The greatest obstacle to government health care programs had always been the American Medical Association, which opposed all varieties of national health care proposed during the 1930s-50s. When Kennedy’s White House sought a piecemeal approach in promoting Medicare – a program intended only to aid the age group at the time likeliest to lack health insurance – it once again collided with vociferous AMA opposition. In May 1962, the Palm Beach Post reported that Kennedy viewed the argument as one between the AMA and “the people,” though the President noted confidently that “I think more and more doctors are supporting it.” At the time, Kennedy told reporters he was open to a televised debate with former President Eisenhower on Medicare. Two months later, Medicare failed in a 52-48 Senate vote, an outcome the St. Petersburg Times called Kennedy’s “biggest legislative defeat” to date.
Ultimately, Medicare would pass (with Medicaid for the indigent) as part of the Social Security Act of 1965. After resounding Democratic victories in the 1964 election, President Johnson redoubled his Medicare efforts; the Act passed 307-116 in the House and 70-24 in the Senate. Johnson presented the nation’s first Medicare card to Truman, in a nod to the former President’s efforts to reform health care.
46 years into its existence and 50 after a President endorsed its creation, Medicare faces new fiscal challenges and a daunting future of rising health costs and an expanding elderly population. President Obama’s signature domestic achievement, the Patient Protection and Affordable Care Act of 2010, seeks to vastly expand health coverage by 2014 via subsidies, insurance exchanges, and more widely available Medicaid plans. But today, millions of seniors and even working-age adults fear that Medicare will be unable to pay their future health costs. It is perhaps of historical interest in this era of fiscal uncertainty to recall the spirit in which Medicare came to be, and the legacy its founders sought to establish.
Where is Medicare in the Russell Library's Collections?

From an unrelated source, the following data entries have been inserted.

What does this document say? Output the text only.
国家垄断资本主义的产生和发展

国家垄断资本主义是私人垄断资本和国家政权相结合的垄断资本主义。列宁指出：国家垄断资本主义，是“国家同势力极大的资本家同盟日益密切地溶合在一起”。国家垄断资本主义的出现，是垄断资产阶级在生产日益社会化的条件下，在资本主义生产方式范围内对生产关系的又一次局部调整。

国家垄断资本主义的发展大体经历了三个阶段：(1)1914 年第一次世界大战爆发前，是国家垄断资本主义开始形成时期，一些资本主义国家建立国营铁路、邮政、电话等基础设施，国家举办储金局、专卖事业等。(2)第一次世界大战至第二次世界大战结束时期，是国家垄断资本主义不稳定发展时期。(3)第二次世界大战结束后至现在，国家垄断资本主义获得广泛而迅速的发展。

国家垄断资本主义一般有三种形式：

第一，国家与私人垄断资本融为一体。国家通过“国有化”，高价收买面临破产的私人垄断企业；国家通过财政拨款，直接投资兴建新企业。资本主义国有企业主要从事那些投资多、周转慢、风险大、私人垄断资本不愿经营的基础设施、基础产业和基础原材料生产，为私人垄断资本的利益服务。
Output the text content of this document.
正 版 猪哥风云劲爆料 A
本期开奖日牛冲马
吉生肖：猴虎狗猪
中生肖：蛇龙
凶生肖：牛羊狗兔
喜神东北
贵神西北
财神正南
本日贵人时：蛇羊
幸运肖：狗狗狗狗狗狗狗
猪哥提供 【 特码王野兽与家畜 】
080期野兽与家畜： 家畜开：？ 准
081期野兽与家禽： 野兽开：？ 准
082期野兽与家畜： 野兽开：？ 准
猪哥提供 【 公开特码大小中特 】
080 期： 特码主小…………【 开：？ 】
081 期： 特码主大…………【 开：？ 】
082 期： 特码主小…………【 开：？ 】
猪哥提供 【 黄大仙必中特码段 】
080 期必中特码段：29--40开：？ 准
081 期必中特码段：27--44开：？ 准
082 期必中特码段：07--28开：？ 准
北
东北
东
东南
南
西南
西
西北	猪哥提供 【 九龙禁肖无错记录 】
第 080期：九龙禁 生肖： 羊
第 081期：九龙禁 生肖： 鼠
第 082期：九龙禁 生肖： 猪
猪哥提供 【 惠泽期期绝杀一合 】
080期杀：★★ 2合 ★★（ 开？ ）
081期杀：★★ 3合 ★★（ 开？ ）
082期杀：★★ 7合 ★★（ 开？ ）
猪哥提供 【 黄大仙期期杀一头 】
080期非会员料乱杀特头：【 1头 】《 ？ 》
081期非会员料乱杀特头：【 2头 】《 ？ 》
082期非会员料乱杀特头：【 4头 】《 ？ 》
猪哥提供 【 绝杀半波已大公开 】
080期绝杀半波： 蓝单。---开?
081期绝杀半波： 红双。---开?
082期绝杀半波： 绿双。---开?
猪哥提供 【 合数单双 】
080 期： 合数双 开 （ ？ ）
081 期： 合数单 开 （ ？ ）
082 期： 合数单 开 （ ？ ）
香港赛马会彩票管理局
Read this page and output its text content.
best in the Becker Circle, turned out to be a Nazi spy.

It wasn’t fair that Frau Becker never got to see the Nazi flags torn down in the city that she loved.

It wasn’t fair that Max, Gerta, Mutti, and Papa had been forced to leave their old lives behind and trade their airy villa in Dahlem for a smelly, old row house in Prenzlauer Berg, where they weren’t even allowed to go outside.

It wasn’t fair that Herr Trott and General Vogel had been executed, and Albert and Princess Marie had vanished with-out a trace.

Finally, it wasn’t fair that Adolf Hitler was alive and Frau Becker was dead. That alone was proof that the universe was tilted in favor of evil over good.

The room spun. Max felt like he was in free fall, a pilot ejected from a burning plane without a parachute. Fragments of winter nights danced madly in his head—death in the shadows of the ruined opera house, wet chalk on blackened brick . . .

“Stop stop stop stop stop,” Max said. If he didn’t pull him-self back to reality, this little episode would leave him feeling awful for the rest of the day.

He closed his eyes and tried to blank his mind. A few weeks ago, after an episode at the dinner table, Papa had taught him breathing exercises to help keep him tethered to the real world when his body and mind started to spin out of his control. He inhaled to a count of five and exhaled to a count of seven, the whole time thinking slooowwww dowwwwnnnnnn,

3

The quick answer seems to be everywhere. Discussions over various proposals for medicare (or other such health insurance programs) occur in collections documenting the 60s, 70s, 80s, and 90s -- Richard B. Russell, Jr., Herman Talmadge, Williamson Stuckey, John Flynt, Robert Stephens, Mack Mattingly and J. Roy Rowland just to name a few.
One of my favorite parts of the Talmadge collection to search through is the Flexys series -- which is largely constituent mail divided by topic, collected from 1965 through 1980. These letters let researchers tap into what the public in Georgia was thinking about major events during this period -- and Medicare was on their minds, just take a look and see.